La frase “El que no considera lo que tiene como la riqueza más grande, es desdichado, aunque sea dueño del mundo”, atribuida al filósofo griego Epicuro, guarda una sabiduría atemporal. En un mundo que constantemente nos empuja a desear más, esta reflexión detiene el ruido externo para recordarnos que la verdadera riqueza no está en la acumulación, sino en la gratitud por lo esencial.
¿Qué significa realmente esta frase?
En su esencia, esta frase nos enfrenta con una verdad sencilla pero ignorada: la felicidad no proviene de tenerlo todo, sino de valorar lo que ya tenemos. Epicuro sostiene que quien no es capaz de reconocer la riqueza en lo que posee —ya sea salud, afectos, libertad, tiempo o tranquilidad—, vivirá con un vacío constante, aunque tenga poder, fama o bienes materiales.
Aquí hay una crítica profunda a la insatisfacción crónica que acompaña a muchos. Nos han enseñado a medir la felicidad con base en logros visibles o posesiones externas, pero Epicuro nos advierte: sin gratitud interna, toda abundancia externa se vuelve insuficiente.
Este pensamiento resuena en la vida cotidiana. Podemos conocer personas con gran éxito profesional, reconocidas por muchos, pero que sienten un vacío constante porque no saben disfrutar lo que tienen. Por otro lado, hay quienes con lo mínimo viven en paz, con alegría sencilla, porque saben ver la riqueza en lo cotidiano.
Valorar lo que tienes: una actitud que transforma
La enseñanza de Epicuro no es solo filosófica; es profundamente práctica. Cuando uno entrena la mente para valorar el presente y lo que ya posee, la ansiedad por el “más” pierde fuerza. Es un acto de resistencia frente a una cultura que insiste en que nunca es suficiente.
Esta actitud se puede cultivar a través de prácticas como la gratitud diaria, la meditación o la reflexión consciente. No se trata de conformismo, sino de reconocer el valor de lo esencial. Tal como Epicuro enseñaba: lo necesario es fácil de obtener, y lo innecesario, difícil de satisfacer.
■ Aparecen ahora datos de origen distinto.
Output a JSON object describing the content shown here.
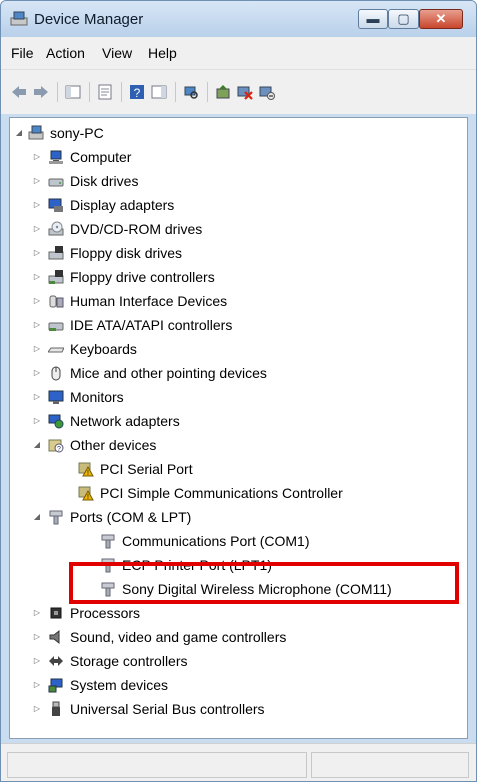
{
  "window": {
    "title": "Device Manager"
  },
  "menubar": {
    "items": [
      "File",
      "Action",
      "View",
      "Help"
    ]
  },
  "tree": {
    "root": "sony-PC",
    "categories": [
      {
        "label": "Computer",
        "icon": "computer-icon",
        "expanded": false
      },
      {
        "label": "Disk drives",
        "icon": "disk-drive-icon",
        "expanded": false
      },
      {
        "label": "Display adapters",
        "icon": "display-adapter-icon",
        "expanded": false
      },
      {
        "label": "DVD/CD-ROM drives",
        "icon": "dvd-drive-icon",
        "expanded": false
      },
      {
        "label": "Floppy disk drives",
        "icon": "floppy-drive-icon",
        "expanded": false
      },
      {
        "label": "Floppy drive controllers",
        "icon": "floppy-controller-icon",
        "expanded": false
      },
      {
        "label": "Human Interface Devices",
        "icon": "hid-icon",
        "expanded": false
      },
      {
        "label": "IDE ATA/ATAPI controllers",
        "icon": "ide-controller-icon",
        "expanded": false
      },
      {
        "label": "Keyboards",
        "icon": "keyboard-icon",
        "expanded": false
      },
      {
        "label": "Mice and other pointing devices",
        "icon": "mouse-icon",
        "expanded": false
      },
      {
        "label": "Monitors",
        "icon": "monitor-icon",
        "expanded": false
      },
      {
        "label": "Network adapters",
        "icon": "network-adapter-icon",
        "expanded": false
      },
      {
        "label": "Other devices",
        "icon": "other-devices-icon",
        "expanded": true,
        "children": [
          {
            "label": "PCI Serial Port",
            "icon": "warning-device-icon"
          },
          {
            "label": "PCI Simple Communications Controller",
            "icon": "warning-device-icon"
          }
        ]
      },
      {
        "label": "Ports (COM & LPT)",
        "icon": "port-icon",
        "expanded": true,
        "children": [
          {
            "label": "Communications Port (COM1)",
            "icon": "port-icon"
          },
          {
            "label": "ECP Printer Port (LPT1)",
            "icon": "port-icon"
          },
          {
            "label": "Sony Digital Wireless Microphone (COM11)",
            "icon": "port-icon"
          }
        ]
      },
      {
        "label": "Processors",
        "icon": "processor-icon",
        "expanded": false
      },
      {
        "label": "Sound, video and game controllers",
        "icon": "sound-icon",
        "expanded": false
      },
      {
        "label": "Storage controllers",
        "icon": "storage-controller-icon",
        "expanded": false
      },
      {
        "label": "System devices",
        "icon": "system-devices-icon",
        "expanded": false
      },
      {
        "label": "Universal Serial Bus controllers",
        "icon": "usb-icon",
        "expanded": false
      }
    ]
  },
  "colors": {
    "highlight": "#e10000",
    "titlebar": "#c9dcf0",
    "warning": "#e8b400"
  }
}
De esta forma, la frase se convierte en una guía para vivir mejor: agradecer es más liberador que acumular. Y quien aprende esto, incluso sin poseer grandes cosas, puede sentir una dicha verdadera.
¿Quién fue Epicuro?
Epicuro (341 a.C. – 270 a.C.) fue uno de los filósofos más influyentes de la Antigua Grecia. Fundador de la escuela conocida como el Jardín de Epicuro, su pensamiento giraba en torno a la búsqueda del placer como principio del bien, aunque no en el sentido hedonista superficial. Para Epicuro, el verdadero placer era la ausencia de sufrimiento y la serenidad del alma, alcanzados a través de una vida sencilla, la amistad y el conocimiento.
Contrario a la idea moderna del placer como exceso, Epicuro promovía una vida moderada, introspectiva y libre de miedos irracionales, especialmente el miedo a la muerte. Sus enseñanzas aún hoy inspiran a quienes buscan una existencia con sentido y plenitud interior.
Conclusión: la riqueza está en la mirada
La frase de Epicuro nos recuerda que la clave de la felicidad está en la forma en que percibimos lo que ya tenemos. Si no aprendemos a ver la abundancia en lo presente, ninguna fortuna futura nos llenará. La comparación constante y la insatisfacción se disuelven cuando elegimos mirar con aprecio lo que nos rodea.
En un mundo que idolatra lo que falta, valorar lo que hay es un acto revolucionario. Y quizás, como decía Epicuro, sea la única vía hacia una dicha duradera.